At the time of writing there is also a Dev Environments tab, this is going to help you collaborate with your team instead of moving between different git branches. We won't be covering this.

Going back to the first tab you can see that there is a command we can run which is a getting started container. Let's run docker run -d -p 80:80 docker/getting-started in our terminal.

If we go and check our docker desktop window again, we are going to see that we have a running container.

You might have noticed that I am using WSL2 and in order for you to be able to use that you will need to make sure this is enabled in the settings.

If we now go and check our Images tab again, you should now see an in use image called docker/getting-started.

Back to the Containers/Apps tab, click on your running container. You are going to see the logs by default and along the top you have some options to choose from, in our case I am pretty confident that this is going to be a web page running in this container so we are going to choose the open in browser.

When we hit that button above sure enough a web page should open hitting your localhost and display something similar to below.

This container also has some more detail on what are containers and images.

We have now ran our first container. Nothing too scary just yet. What about if we wanted to pull one of the container images down from DockerHub? Maybe there is a hello world docker container we could use.

I went ahead and stopped the getting started container not that it's taking up any mass amount of resources but for tidyness as we walk through some more steps.

Back in our terminal lets go ahead and run docker run hello-world and see what happens.

You can see we did not have the image locally so we pulled that down and then we got a message that is written into the container image with some information on what it did to get up and running and some links to reference points.

However, if we go and look in Docker Desktop now we have no running containers but we do have an exited container that used the hello-world message, meaning it came up, it delivered the message and then it terminated.

And for the last time, let's just go and check the images tab and see that we have a new hello-world image locally on our system, meaning that if we run the docker run hello-world command again in our terminal we would not have to pull anything unless a version changes.

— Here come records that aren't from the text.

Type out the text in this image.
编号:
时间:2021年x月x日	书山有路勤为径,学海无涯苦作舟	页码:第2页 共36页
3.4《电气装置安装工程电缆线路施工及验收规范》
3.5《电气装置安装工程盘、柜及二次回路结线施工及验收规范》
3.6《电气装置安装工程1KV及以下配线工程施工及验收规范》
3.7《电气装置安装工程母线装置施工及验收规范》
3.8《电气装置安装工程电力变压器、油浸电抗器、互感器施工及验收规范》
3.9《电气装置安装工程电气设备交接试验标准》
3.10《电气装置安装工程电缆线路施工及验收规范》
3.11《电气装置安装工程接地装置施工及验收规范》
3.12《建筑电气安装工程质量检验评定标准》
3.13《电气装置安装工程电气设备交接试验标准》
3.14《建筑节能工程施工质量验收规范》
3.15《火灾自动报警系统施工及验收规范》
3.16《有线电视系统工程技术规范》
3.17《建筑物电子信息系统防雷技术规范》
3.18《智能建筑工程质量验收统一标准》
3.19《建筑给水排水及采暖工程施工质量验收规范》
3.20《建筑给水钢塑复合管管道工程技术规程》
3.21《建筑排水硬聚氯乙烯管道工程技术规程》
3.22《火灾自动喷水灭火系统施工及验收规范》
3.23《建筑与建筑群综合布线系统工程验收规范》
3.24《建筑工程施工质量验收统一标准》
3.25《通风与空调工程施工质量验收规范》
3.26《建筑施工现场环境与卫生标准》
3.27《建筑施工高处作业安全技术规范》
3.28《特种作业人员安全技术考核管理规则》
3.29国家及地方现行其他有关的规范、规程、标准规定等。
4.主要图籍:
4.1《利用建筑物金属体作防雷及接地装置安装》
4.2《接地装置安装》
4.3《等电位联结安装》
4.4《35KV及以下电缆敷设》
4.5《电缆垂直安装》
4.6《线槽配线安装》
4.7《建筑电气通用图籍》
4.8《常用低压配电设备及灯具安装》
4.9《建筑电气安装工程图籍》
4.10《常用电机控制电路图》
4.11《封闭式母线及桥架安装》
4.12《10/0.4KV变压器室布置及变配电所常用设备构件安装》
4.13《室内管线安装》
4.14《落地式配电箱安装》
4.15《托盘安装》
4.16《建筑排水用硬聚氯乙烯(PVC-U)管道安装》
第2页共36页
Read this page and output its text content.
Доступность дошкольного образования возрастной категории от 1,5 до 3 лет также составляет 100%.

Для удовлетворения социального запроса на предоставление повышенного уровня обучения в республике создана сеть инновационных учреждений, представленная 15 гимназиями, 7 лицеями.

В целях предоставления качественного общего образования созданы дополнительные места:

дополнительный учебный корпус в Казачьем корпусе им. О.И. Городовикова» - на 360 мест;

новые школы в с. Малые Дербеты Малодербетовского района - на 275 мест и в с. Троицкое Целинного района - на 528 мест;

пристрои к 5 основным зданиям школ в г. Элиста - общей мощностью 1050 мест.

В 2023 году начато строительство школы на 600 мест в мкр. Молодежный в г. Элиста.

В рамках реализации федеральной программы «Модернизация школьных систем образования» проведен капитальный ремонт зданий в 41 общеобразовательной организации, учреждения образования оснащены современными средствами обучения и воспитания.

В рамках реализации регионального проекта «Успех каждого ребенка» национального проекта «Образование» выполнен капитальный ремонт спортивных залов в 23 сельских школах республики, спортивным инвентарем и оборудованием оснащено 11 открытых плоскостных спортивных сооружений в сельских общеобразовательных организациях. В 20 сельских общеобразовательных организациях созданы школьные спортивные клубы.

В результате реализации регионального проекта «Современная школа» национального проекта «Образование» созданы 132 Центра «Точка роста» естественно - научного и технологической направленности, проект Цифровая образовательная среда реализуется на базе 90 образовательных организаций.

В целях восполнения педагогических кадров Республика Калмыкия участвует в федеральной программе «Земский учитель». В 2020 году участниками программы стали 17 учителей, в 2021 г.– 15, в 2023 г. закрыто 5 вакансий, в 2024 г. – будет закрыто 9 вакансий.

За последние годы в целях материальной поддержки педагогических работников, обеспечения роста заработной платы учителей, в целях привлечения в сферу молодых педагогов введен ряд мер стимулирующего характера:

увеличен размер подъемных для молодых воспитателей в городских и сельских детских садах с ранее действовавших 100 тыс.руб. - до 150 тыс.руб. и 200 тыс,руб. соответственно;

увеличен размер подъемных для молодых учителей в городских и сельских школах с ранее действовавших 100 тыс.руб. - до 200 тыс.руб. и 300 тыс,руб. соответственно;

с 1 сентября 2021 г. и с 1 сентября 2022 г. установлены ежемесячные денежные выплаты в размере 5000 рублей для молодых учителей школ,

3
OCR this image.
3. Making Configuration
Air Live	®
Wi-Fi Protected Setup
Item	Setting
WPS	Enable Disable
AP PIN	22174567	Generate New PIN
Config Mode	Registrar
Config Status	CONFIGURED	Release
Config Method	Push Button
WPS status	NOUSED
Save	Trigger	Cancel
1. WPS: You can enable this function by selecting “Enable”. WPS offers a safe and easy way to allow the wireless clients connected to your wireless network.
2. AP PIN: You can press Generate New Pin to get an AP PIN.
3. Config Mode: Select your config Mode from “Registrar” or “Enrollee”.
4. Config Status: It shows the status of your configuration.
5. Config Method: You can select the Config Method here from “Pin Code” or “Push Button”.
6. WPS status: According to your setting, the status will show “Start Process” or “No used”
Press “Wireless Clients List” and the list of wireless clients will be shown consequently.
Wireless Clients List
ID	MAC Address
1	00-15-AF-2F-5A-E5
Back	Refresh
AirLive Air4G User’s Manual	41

In the message from the hello-world container it set down a challenge of running something a little more ambitious.

Challenge Accepted!

In running docker run -it ubuntu bash in our terminal we are going to run a containerised version of Ubuntu well not a full copy of the Operating system. You can find out more about this particular image on DockerHub

You can see below when we run the command we now have an interactive prompt (-it) and we have bash shell into our container.

We have a bash shell but we don't have much more which is why this container image is less than 30mb.

But we can still use this image and we can still install software using our apt package manager, we can update our container image and upgrade also.

Or maybe we want to install some software into our container, I have chosen a really bad example here as pinta is an image editor and its over 200mb but hopefully you get where I am going with this. This would increase the size of our container considerably but still we are going to be in the mb and not into the gb.

I wanted that to hopefully give you an overview of Docker Desktop and the not so scary world of containers when you break it down with simple use cases, we do need to cover some networking, security and other options we have vs just downloading container images and using them like this. By the end of the section we want to have made something and uploaded to our DockerHub repository and be able to deploy it.